# '70 GTO Shifter Problem is the aftermarket console



## 70Koza (Sep 26, 2016)

Good morning folks,

The impetus of this problem was an automatic console shifter on my '70 GTO that was out of sync. When placed in, what showed on the console indicator, 1st gear, it was actually in 2nd. When indicated in 2nd gear it was in drive and so on up into park. Just one detent off.

Originally we thought it was just an adjustment problem. When the console was removed, the shifter was all gunked up. After a total cleaning and greasing we reinstalled the shifter. The shifter now works as it should and is amazingly smooth, however when we installed the console we found that the shifter would still not shift the transmission into 1st. 

Much cussing and discussing later, we discovered the console is putting the shifter into a bind. The real problem is that the console is an integral part of the shifter attachment. The console is aftermarket, the brand shows to be Dashtop.

In order to fix this problem, apparently I need an original equipment console and the trim plate around the shifter.

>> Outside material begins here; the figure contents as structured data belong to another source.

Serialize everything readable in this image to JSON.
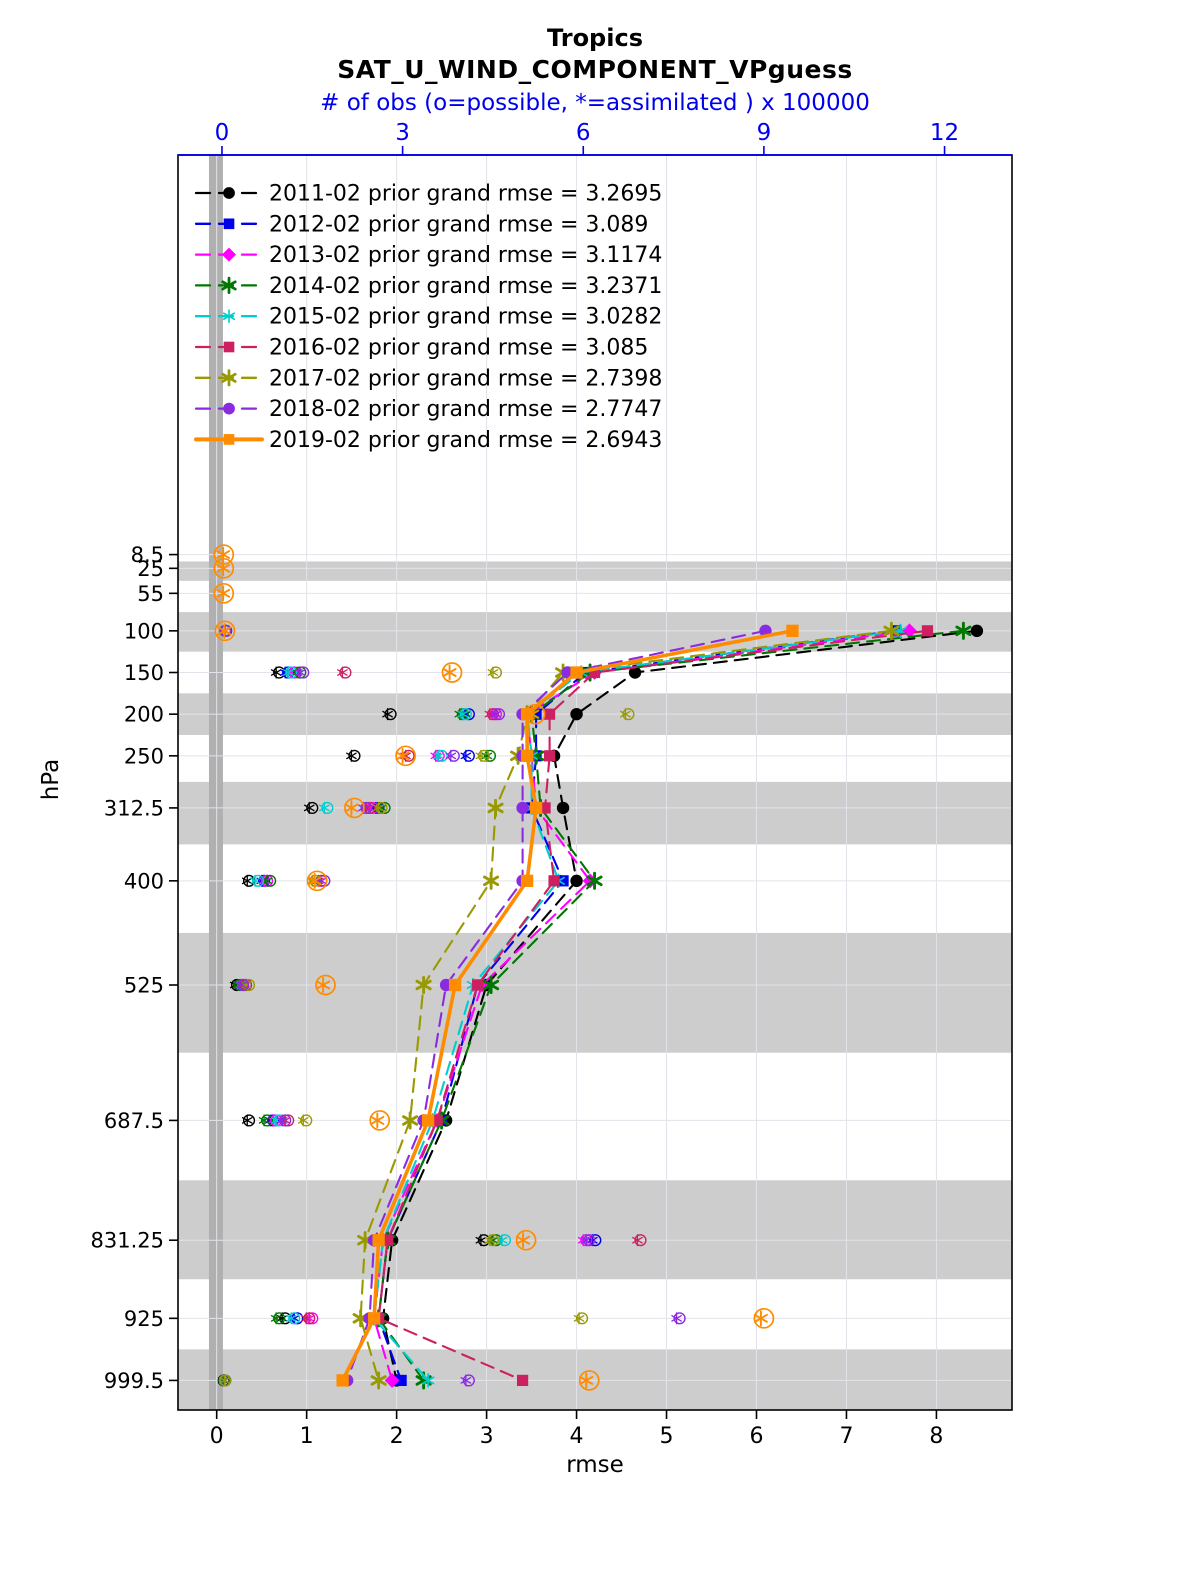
{
  "chart_data": {
    "type": "line",
    "title": "Tropics",
    "subtitle": "SAT_U_WIND_COMPONENT_VPguess",
    "axes": {
      "top": {
        "label": "# of obs (o=possible, *=assimilated ) x 100000",
        "ticks": [
          0,
          3,
          6,
          9,
          12
        ],
        "range": [
          -0.73,
          13.12
        ],
        "color": "#0000ee"
      },
      "bottom": {
        "label": "rmse",
        "ticks": [
          0,
          1,
          2,
          3,
          4,
          5,
          6,
          7,
          8
        ],
        "range": [
          -0.43,
          8.84
        ]
      },
      "left": {
        "label": "hPa",
        "range": [
          1035,
          -471
        ],
        "levels": [
          8.5,
          25,
          55,
          100,
          150,
          200,
          250,
          312.5,
          400,
          525,
          687.5,
          831.25,
          925,
          999.5
        ],
        "labels": [
          "8.5",
          "25",
          "55",
          "100",
          "150",
          "200",
          "250",
          "312.5",
          "400",
          "525",
          "687.5",
          "831.25",
          "925",
          "999.5"
        ]
      }
    },
    "shaded_levels": [
      25,
      100,
      200,
      312.5,
      525,
      831.25,
      999.5
    ],
    "colors": {
      "band": "#cdcdcd",
      "zero_band": "#b0b0b0",
      "grid": "#e2e2ea",
      "frame": "#000000"
    },
    "levels_rmse": [
      100,
      150,
      200,
      250,
      312.5,
      400,
      525,
      687.5,
      831.25,
      925,
      999.5
    ],
    "series": [
      {
        "name": "2011-02",
        "legend_label": "2011-02 prior grand rmse = 3.2695",
        "grand_rmse": 3.2695,
        "color": "#000000",
        "marker": "circle",
        "line": "dashed",
        "rmse": [
          8.45,
          4.65,
          4.0,
          3.75,
          3.85,
          4.0,
          3.0,
          2.55,
          1.95,
          1.85,
          2.0
        ],
        "obs_possible": [
          null,
          null,
          null,
          0.05,
          0.95,
          2.8,
          2.2,
          1.5,
          0.45,
          0.25,
          0.45,
          4.35,
          1.05,
          0.03
        ],
        "obs_assimilated": [
          null,
          null,
          null,
          0.04,
          0.9,
          2.75,
          2.15,
          1.45,
          0.42,
          0.22,
          0.42,
          4.3,
          1.0,
          0.02
        ]
      },
      {
        "name": "2012-02",
        "legend_label": "2012-02 prior grand rmse = 3.089",
        "grand_rmse": 3.089,
        "color": "#0000ee",
        "marker": "square",
        "line": "dashed",
        "rmse": [
          7.55,
          4.1,
          3.55,
          3.55,
          3.5,
          3.85,
          2.9,
          2.5,
          1.9,
          1.8,
          2.05
        ],
        "obs_possible": [
          null,
          null,
          null,
          0.07,
          1.1,
          4.1,
          4.1,
          2.6,
          0.7,
          0.4,
          0.85,
          6.2,
          1.25,
          0.04
        ],
        "obs_assimilated": [
          null,
          null,
          null,
          0.05,
          1.05,
          4.05,
          4.05,
          2.55,
          0.66,
          0.36,
          0.8,
          6.15,
          1.2,
          0.03
        ]
      },
      {
        "name": "2013-02",
        "legend_label": "2013-02 prior grand rmse = 3.1174",
        "grand_rmse": 3.1174,
        "color": "#ff00ff",
        "marker": "diamond",
        "line": "dashed",
        "rmse": [
          7.7,
          4.2,
          3.45,
          3.5,
          3.55,
          4.15,
          2.95,
          2.45,
          1.85,
          1.75,
          1.95
        ],
        "obs_possible": [
          null,
          null,
          null,
          0.06,
          1.2,
          4.55,
          3.6,
          2.5,
          0.75,
          0.35,
          0.9,
          6.05,
          1.5,
          0.05
        ],
        "obs_assimilated": [
          null,
          null,
          null,
          0.05,
          1.15,
          4.5,
          3.55,
          2.45,
          0.7,
          0.32,
          0.85,
          6.0,
          1.45,
          0.04
        ]
      },
      {
        "name": "2014-02",
        "legend_label": "2014-02 prior grand rmse = 3.2371",
        "grand_rmse": 3.2371,
        "color": "#007700",
        "marker": "star",
        "line": "dashed",
        "rmse": [
          8.3,
          4.15,
          3.5,
          3.55,
          3.6,
          4.2,
          3.05,
          2.5,
          1.9,
          1.8,
          2.3
        ],
        "obs_possible": [
          null,
          null,
          null,
          0.05,
          1.3,
          4.0,
          4.45,
          2.7,
          0.8,
          0.3,
          0.75,
          4.55,
          0.95,
          0.04
        ],
        "obs_assimilated": [
          null,
          null,
          null,
          0.04,
          1.25,
          3.95,
          4.4,
          2.65,
          0.75,
          0.27,
          0.7,
          4.5,
          0.9,
          0.03
        ]
      },
      {
        "name": "2015-02",
        "legend_label": "2015-02 prior grand rmse = 3.0282",
        "grand_rmse": 3.0282,
        "color": "#00cdcd",
        "marker": "asterisk",
        "line": "dashed",
        "rmse": [
          7.6,
          4.05,
          3.45,
          3.5,
          3.5,
          3.8,
          2.85,
          2.4,
          1.85,
          1.75,
          2.35
        ],
        "obs_possible": [
          null,
          null,
          null,
          0.06,
          1.15,
          4.05,
          3.65,
          1.75,
          0.6,
          0.35,
          0.95,
          4.7,
          1.2,
          0.06
        ],
        "obs_assimilated": [
          null,
          null,
          null,
          0.05,
          1.1,
          4.0,
          3.6,
          1.7,
          0.55,
          0.32,
          0.9,
          4.65,
          1.15,
          0.05
        ]
      },
      {
        "name": "2016-02",
        "legend_label": "2016-02 prior grand rmse = 3.085",
        "grand_rmse": 3.085,
        "color": "#cc2060",
        "marker": "square",
        "line": "dashed",
        "rmse": [
          7.9,
          4.2,
          3.7,
          3.7,
          3.65,
          3.75,
          2.9,
          2.45,
          1.9,
          1.8,
          3.4
        ],
        "obs_possible": [
          null,
          null,
          null,
          0.05,
          2.05,
          4.5,
          3.1,
          2.45,
          1.65,
          0.4,
          1.1,
          6.95,
          1.45,
          0.05
        ],
        "obs_assimilated": [
          null,
          null,
          null,
          0.04,
          2.0,
          4.45,
          3.05,
          2.4,
          1.6,
          0.36,
          1.05,
          6.9,
          1.4,
          0.04
        ]
      },
      {
        "name": "2017-02",
        "legend_label": "2017-02 prior grand rmse = 2.7398",
        "grand_rmse": 2.7398,
        "color": "#999900",
        "marker": "star",
        "line": "dashed",
        "rmse": [
          7.5,
          3.85,
          3.45,
          3.35,
          3.1,
          3.05,
          2.3,
          2.15,
          1.65,
          1.6,
          1.8
        ],
        "obs_possible": [
          null,
          null,
          null,
          0.05,
          4.55,
          6.75,
          4.35,
          2.65,
          1.55,
          0.45,
          1.4,
          4.5,
          5.98,
          0.05
        ],
        "obs_assimilated": [
          null,
          null,
          null,
          0.04,
          4.5,
          6.7,
          4.3,
          2.6,
          1.5,
          0.4,
          1.35,
          4.45,
          5.93,
          0.04
        ]
      },
      {
        "name": "2018-02",
        "legend_label": "2018-02 prior grand rmse = 2.7747",
        "grand_rmse": 2.7747,
        "color": "#8a2be2",
        "marker": "circle",
        "line": "dashed",
        "rmse": [
          6.1,
          3.9,
          3.4,
          3.4,
          3.4,
          3.4,
          2.55,
          2.3,
          1.75,
          1.7,
          1.45
        ],
        "obs_possible": [
          null,
          null,
          null,
          0.06,
          1.35,
          4.6,
          3.85,
          2.4,
          1.7,
          0.35,
          1.05,
          6.1,
          7.6,
          4.1
        ],
        "obs_assimilated": [
          null,
          null,
          null,
          0.05,
          1.3,
          4.55,
          3.8,
          2.35,
          1.65,
          0.32,
          1.0,
          6.05,
          7.55,
          4.05
        ]
      },
      {
        "name": "2019-02",
        "legend_label": "2019-02 prior grand rmse = 2.6943",
        "grand_rmse": 2.6943,
        "color": "#ff8c00",
        "marker": "square",
        "line": "solid",
        "rmse": [
          6.4,
          4.0,
          3.45,
          3.45,
          3.55,
          3.45,
          2.65,
          2.35,
          1.8,
          1.75,
          1.4
        ],
        "obs_possible": [
          0.03,
          0.03,
          0.03,
          0.05,
          3.82,
          5.2,
          3.05,
          2.2,
          1.58,
          1.72,
          2.62,
          5.05,
          9.0,
          6.1
        ],
        "obs_assimilated": [
          0.02,
          0.02,
          0.02,
          0.04,
          3.78,
          5.15,
          3.0,
          2.15,
          1.54,
          1.68,
          2.58,
          5.0,
          8.95,
          6.05
        ]
      }
    ]
  }
}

Therefore, my question is, does anyone know a source for (best option) an NOS original equipment console, or a trustworthy used parts vendor.

Thanks in advance, for any helpful advice.


----------



## REDMAN (Feb 18, 2015)

*Console*

One option is to keep an eye out on ebay motors. They have several consoles for your year in various colors but nothing in red at this time unless you could have one dyed to match. They are adding parts everyday and I by off there alot my 69. Just keep a eye as much as you can. By the way very nice 70 goat. Did you verify it was an original gto? It would have 242 in the first numbers of the vin unless someone altered that as well. Anyway good luck with the goat.


----------



## 70Koza (Sep 26, 2016)

Thank you Redman,

Of the Goats, '68 and '69 are my favorites. Yours look to be a beautiful specimen.

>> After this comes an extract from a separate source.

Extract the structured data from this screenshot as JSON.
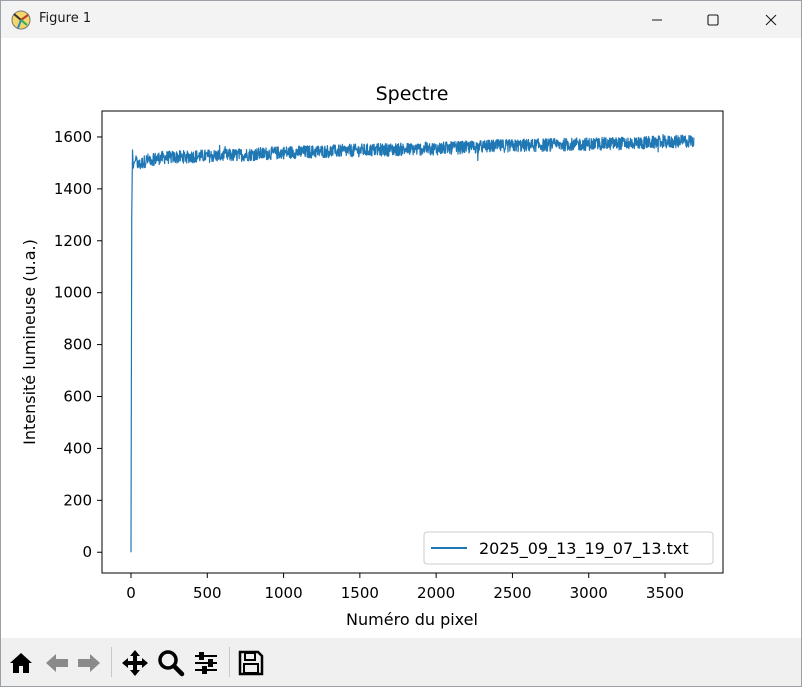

I do see three consoles on eBay that are being represented as original. Heck, I thought the console I had was original, so I am a little concerned with a used one. I know NOS parts are getting scarce, but a guy can wish.

Yes, 242 are the first 3 numbers of the VIN. I am a Pontiac newbe, having purchased the Goat from a close friend. I had stopped by his shop, just to visit and he had it on a lift with the endura bumper, and enough other parts removed to see that the car (a California car originally) had no rust and only one small body repair visible from the inside of the front right fender (about the size of a half dollar). He had an appointment to sell the car, that afternoon, to the CNBC show The Car Chasers. He said he would rather I have the car, than someone he didn't know...so. 

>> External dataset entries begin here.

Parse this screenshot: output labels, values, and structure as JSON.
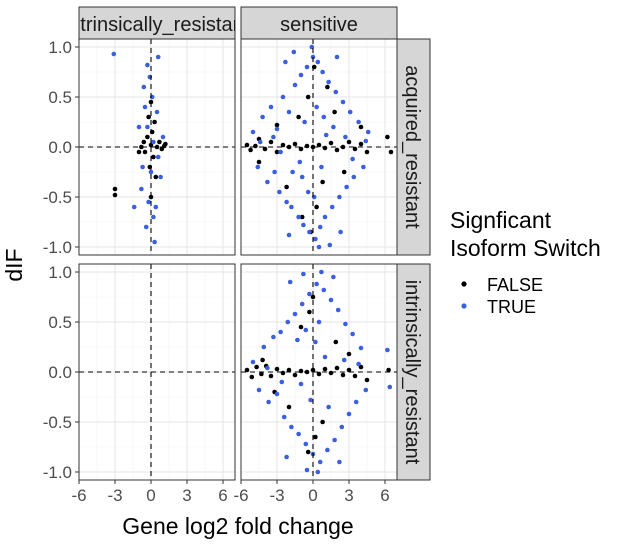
{
  "chart_data": {
    "type": "scatter",
    "facet_columns": [
      "intrinsically_resistant",
      "sensitive"
    ],
    "facet_rows": [
      "acquired_resistant",
      "intrinsically_resistant"
    ],
    "xlabel": "Gene log2 fold change",
    "ylabel": "dIF",
    "xlim": [
      -6,
      7
    ],
    "ylim": [
      -1.08,
      1.08
    ],
    "x_ticks": [
      "-6",
      "-3",
      "0",
      "3",
      "6"
    ],
    "y_ticks": [
      "-1.0",
      "-0.5",
      "0.0",
      "0.5",
      "1.0"
    ],
    "reference_lines": {
      "x": 0,
      "y": 0,
      "style": "dashed"
    },
    "grid": true,
    "legend": {
      "title_lines": [
        "Signficant",
        "Isoform Switch"
      ],
      "placement": "right",
      "entries": [
        {
          "name": "FALSE",
          "color": "#000000"
        },
        {
          "name": "TRUE",
          "color": "#3a5fe0"
        }
      ]
    },
    "panels": [
      {
        "column": "intrinsically_resistant",
        "row": "acquired_resistant",
        "series": [
          {
            "name": "FALSE",
            "color": "#000000",
            "points": [
              [
                -3.0,
                -0.42
              ],
              [
                -3.0,
                -0.48
              ],
              [
                -0.8,
                0.0
              ],
              [
                -0.6,
                0.05
              ],
              [
                -0.5,
                -0.05
              ],
              [
                -0.3,
                0.1
              ],
              [
                -0.2,
                0.3
              ],
              [
                -0.1,
                -0.2
              ],
              [
                0.0,
                0.02
              ],
              [
                0.1,
                0.15
              ],
              [
                0.2,
                -0.1
              ],
              [
                0.3,
                0.25
              ],
              [
                0.4,
                -0.3
              ],
              [
                0.5,
                0.0
              ],
              [
                0.7,
                0.05
              ],
              [
                0.9,
                -0.02
              ],
              [
                1.1,
                0.01
              ],
              [
                1.2,
                0.03
              ],
              [
                -1.0,
                -0.05
              ],
              [
                0.0,
                0.45
              ],
              [
                0.0,
                -0.5
              ]
            ]
          },
          {
            "name": "TRUE",
            "color": "#3a5fe0",
            "points": [
              [
                -3.1,
                0.93
              ],
              [
                -0.6,
                0.6
              ],
              [
                -0.3,
                0.82
              ],
              [
                0.2,
                -0.7
              ],
              [
                -0.4,
                -0.8
              ],
              [
                0.3,
                -0.95
              ],
              [
                -0.8,
                -0.42
              ],
              [
                0.6,
                0.9
              ],
              [
                -1.0,
                0.2
              ],
              [
                0.8,
                -0.3
              ],
              [
                0.1,
                0.5
              ],
              [
                -0.2,
                -0.55
              ],
              [
                0.5,
                0.35
              ],
              [
                -0.5,
                0.4
              ],
              [
                0.4,
                -0.6
              ],
              [
                -0.1,
                0.7
              ],
              [
                1.0,
                0.1
              ],
              [
                -0.7,
                -0.2
              ],
              [
                0.2,
                0.05
              ],
              [
                0.0,
                -0.25
              ],
              [
                -0.3,
                0.2
              ],
              [
                0.6,
                -0.1
              ],
              [
                -1.4,
                -0.6
              ]
            ]
          }
        ]
      },
      {
        "column": "sensitive",
        "row": "acquired_resistant",
        "series": [
          {
            "name": "FALSE",
            "color": "#000000",
            "points": [
              [
                -5.5,
                0.02
              ],
              [
                -5.2,
                -0.03
              ],
              [
                -4.8,
                0.01
              ],
              [
                -4.5,
                0.08
              ],
              [
                -4.0,
                -0.02
              ],
              [
                -3.5,
                0.05
              ],
              [
                -3.0,
                -0.05
              ],
              [
                -2.5,
                0.02
              ],
              [
                -2.0,
                0.0
              ],
              [
                -1.5,
                0.03
              ],
              [
                -1.0,
                -0.02
              ],
              [
                -0.5,
                0.01
              ],
              [
                0.0,
                0.0
              ],
              [
                0.5,
                0.02
              ],
              [
                1.0,
                -0.01
              ],
              [
                1.5,
                0.04
              ],
              [
                2.0,
                -0.03
              ],
              [
                2.5,
                0.0
              ],
              [
                3.0,
                0.05
              ],
              [
                3.5,
                -0.02
              ],
              [
                4.0,
                0.03
              ],
              [
                4.5,
                -0.05
              ],
              [
                6.2,
                0.1
              ],
              [
                6.5,
                -0.05
              ],
              [
                -1.2,
                0.3
              ],
              [
                0.8,
                -0.35
              ],
              [
                -0.4,
                0.5
              ],
              [
                0.3,
                -0.6
              ],
              [
                -2.2,
                -0.4
              ],
              [
                1.8,
                0.35
              ],
              [
                -0.9,
                -0.7
              ],
              [
                1.2,
                0.6
              ],
              [
                -4.5,
                -0.15
              ],
              [
                4.0,
                0.2
              ],
              [
                0.1,
                0.8
              ],
              [
                -0.2,
                -0.85
              ],
              [
                2.6,
                -0.25
              ],
              [
                -3.0,
                0.22
              ]
            ]
          },
          {
            "name": "TRUE",
            "color": "#3a5fe0",
            "points": [
              [
                -5.0,
                0.15
              ],
              [
                -4.6,
                -0.2
              ],
              [
                -4.2,
                0.3
              ],
              [
                -3.8,
                -0.35
              ],
              [
                -3.5,
                0.4
              ],
              [
                -3.2,
                -0.25
              ],
              [
                -3.0,
                0.18
              ],
              [
                -2.8,
                -0.45
              ],
              [
                -2.5,
                0.5
              ],
              [
                -2.2,
                -0.55
              ],
              [
                -2.0,
                0.35
              ],
              [
                -1.8,
                -0.6
              ],
              [
                -1.5,
                0.62
              ],
              [
                -1.2,
                -0.7
              ],
              [
                -1.0,
                0.72
              ],
              [
                -0.8,
                -0.78
              ],
              [
                -0.5,
                0.8
              ],
              [
                -0.3,
                -0.85
              ],
              [
                0.0,
                0.9
              ],
              [
                0.2,
                -0.92
              ],
              [
                0.4,
                0.85
              ],
              [
                0.6,
                -0.8
              ],
              [
                0.8,
                0.75
              ],
              [
                1.0,
                -0.7
              ],
              [
                1.3,
                0.65
              ],
              [
                1.6,
                -0.6
              ],
              [
                1.9,
                0.55
              ],
              [
                2.2,
                -0.5
              ],
              [
                2.5,
                0.45
              ],
              [
                2.8,
                -0.4
              ],
              [
                3.1,
                0.35
              ],
              [
                3.4,
                -0.3
              ],
              [
                3.8,
                0.25
              ],
              [
                4.2,
                -0.2
              ],
              [
                4.6,
                0.15
              ],
              [
                -1.6,
                0.95
              ],
              [
                1.4,
                -0.98
              ],
              [
                -0.1,
                1.0
              ],
              [
                0.5,
                -1.0
              ],
              [
                2.0,
                0.9
              ],
              [
                -2.3,
                0.85
              ],
              [
                -2.0,
                -0.88
              ],
              [
                2.3,
                -0.85
              ],
              [
                -0.7,
                0.25
              ],
              [
                0.7,
                -0.2
              ],
              [
                -1.1,
                -0.15
              ],
              [
                1.1,
                0.12
              ],
              [
                0.3,
                0.4
              ],
              [
                -0.4,
                -0.45
              ],
              [
                -3.3,
                0.1
              ],
              [
                3.3,
                -0.12
              ],
              [
                -4.4,
                0.05
              ],
              [
                4.4,
                0.06
              ],
              [
                0.9,
                0.3
              ],
              [
                -0.9,
                -0.3
              ],
              [
                1.7,
                0.2
              ],
              [
                -1.7,
                -0.25
              ],
              [
                2.7,
                0.1
              ],
              [
                -2.7,
                -0.05
              ],
              [
                0.1,
                -0.5
              ]
            ]
          }
        ]
      },
      {
        "column": "intrinsically_resistant",
        "row": "intrinsically_resistant",
        "series": []
      },
      {
        "column": "sensitive",
        "row": "intrinsically_resistant",
        "series": [
          {
            "name": "FALSE",
            "color": "#000000",
            "points": [
              [
                -5.5,
                0.02
              ],
              [
                -5.1,
                -0.05
              ],
              [
                -4.7,
                0.05
              ],
              [
                -4.3,
                -0.02
              ],
              [
                -3.9,
                0.06
              ],
              [
                -3.5,
                -0.04
              ],
              [
                -3.0,
                0.03
              ],
              [
                -2.5,
                -0.01
              ],
              [
                -2.0,
                0.02
              ],
              [
                -1.5,
                -0.03
              ],
              [
                -1.0,
                0.01
              ],
              [
                -0.5,
                0.0
              ],
              [
                0.0,
                0.02
              ],
              [
                0.5,
                -0.02
              ],
              [
                1.0,
                0.03
              ],
              [
                1.5,
                -0.01
              ],
              [
                2.0,
                0.04
              ],
              [
                2.5,
                -0.03
              ],
              [
                3.0,
                0.02
              ],
              [
                3.5,
                -0.04
              ],
              [
                4.0,
                0.05
              ],
              [
                6.3,
                0.02
              ],
              [
                -1.0,
                0.45
              ],
              [
                0.8,
                -0.5
              ],
              [
                -0.3,
                0.6
              ],
              [
                0.2,
                -0.65
              ],
              [
                -2.0,
                -0.35
              ],
              [
                1.9,
                0.3
              ],
              [
                -3.2,
                -0.2
              ],
              [
                3.0,
                0.18
              ],
              [
                0.0,
                0.75
              ],
              [
                -0.4,
                -0.8
              ],
              [
                -4.2,
                0.12
              ],
              [
                4.5,
                -0.08
              ]
            ]
          },
          {
            "name": "TRUE",
            "color": "#3a5fe0",
            "points": [
              [
                -5.0,
                0.1
              ],
              [
                -4.5,
                -0.18
              ],
              [
                -4.1,
                0.25
              ],
              [
                -3.7,
                -0.3
              ],
              [
                -3.3,
                0.35
              ],
              [
                -3.0,
                -0.22
              ],
              [
                -2.7,
                0.4
              ],
              [
                -2.4,
                -0.45
              ],
              [
                -2.1,
                0.5
              ],
              [
                -1.8,
                -0.55
              ],
              [
                -1.5,
                0.58
              ],
              [
                -1.2,
                -0.62
              ],
              [
                -0.9,
                0.68
              ],
              [
                -0.6,
                -0.72
              ],
              [
                -0.3,
                0.78
              ],
              [
                0.0,
                -0.82
              ],
              [
                0.3,
                0.88
              ],
              [
                0.6,
                -0.9
              ],
              [
                0.9,
                0.82
              ],
              [
                1.2,
                -0.78
              ],
              [
                1.5,
                0.72
              ],
              [
                1.8,
                -0.68
              ],
              [
                2.1,
                0.62
              ],
              [
                2.4,
                -0.55
              ],
              [
                2.7,
                0.48
              ],
              [
                3.0,
                -0.42
              ],
              [
                3.3,
                0.38
              ],
              [
                3.6,
                -0.3
              ],
              [
                4.0,
                0.24
              ],
              [
                4.4,
                -0.18
              ],
              [
                6.2,
                0.22
              ],
              [
                6.4,
                -0.15
              ],
              [
                -0.8,
                0.98
              ],
              [
                0.7,
                1.0
              ],
              [
                -0.5,
                -0.98
              ],
              [
                0.4,
                -1.0
              ],
              [
                1.7,
                0.95
              ],
              [
                -1.9,
                0.9
              ],
              [
                2.2,
                -0.9
              ],
              [
                -2.2,
                -0.85
              ],
              [
                0.2,
                0.3
              ],
              [
                -0.2,
                -0.28
              ],
              [
                1.0,
                0.15
              ],
              [
                -1.0,
                -0.12
              ],
              [
                2.6,
                0.12
              ],
              [
                -2.6,
                -0.1
              ],
              [
                3.8,
                0.08
              ],
              [
                -3.8,
                0.04
              ],
              [
                0.5,
                0.5
              ],
              [
                -0.6,
                0.42
              ],
              [
                1.3,
                -0.35
              ],
              [
                -1.3,
                0.32
              ]
            ]
          }
        ]
      }
    ]
  }
}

While I really wasn't looking for a car, the overall rust free condition, the fact it was a '70 model (the year I got my driver's license), and the fact I was in the process of trying to buy a '69 Goat when the first gas embargo hit us (the seller told me it only got 9 mpg), gave me enough incentive to open my wallet. I also thought that it would make a great father/son project. By the way, mine gets 9mpg also.

My MOPAR buddies are giving me a little heck about it, though.

The car looks to be just a lightly used old car. It has had an exterior respray in the original (or close to it) color, and the carpet replaced, and apparently the console, but overall, it appears to be unrestored, or messed with in a major way. Little problems here and there, but a great base for a project.


----------



## GTO JUDGE (May 14, 2005)

Have you ruled out the shift cable and bracket as the culprit? Or, contributing to the problem?


----------



## 70Koza (Sep 26, 2016)

Yessir, to the best of our ability, which may not be sufficient. The cable has about 2 1/4 inch free travel. And as for the bracket...the shifter attaches to the tunnel only at the rear with a bracket. The shifter then bolts to the console which is attached to the tunnel at the front and rear.

Without the console, we have full function of the shifter, even though the front of the shifter does move around quite a bit. Once we install the console, we lose full range of function.

We are assuming (I know what that gets me) that since the console is aftermarket (Dashtop) it is causing the problem. When looking at photos of consoles on eBay we see differences. That and the fact the Dashtop console does not line up with the factory brackets.


----------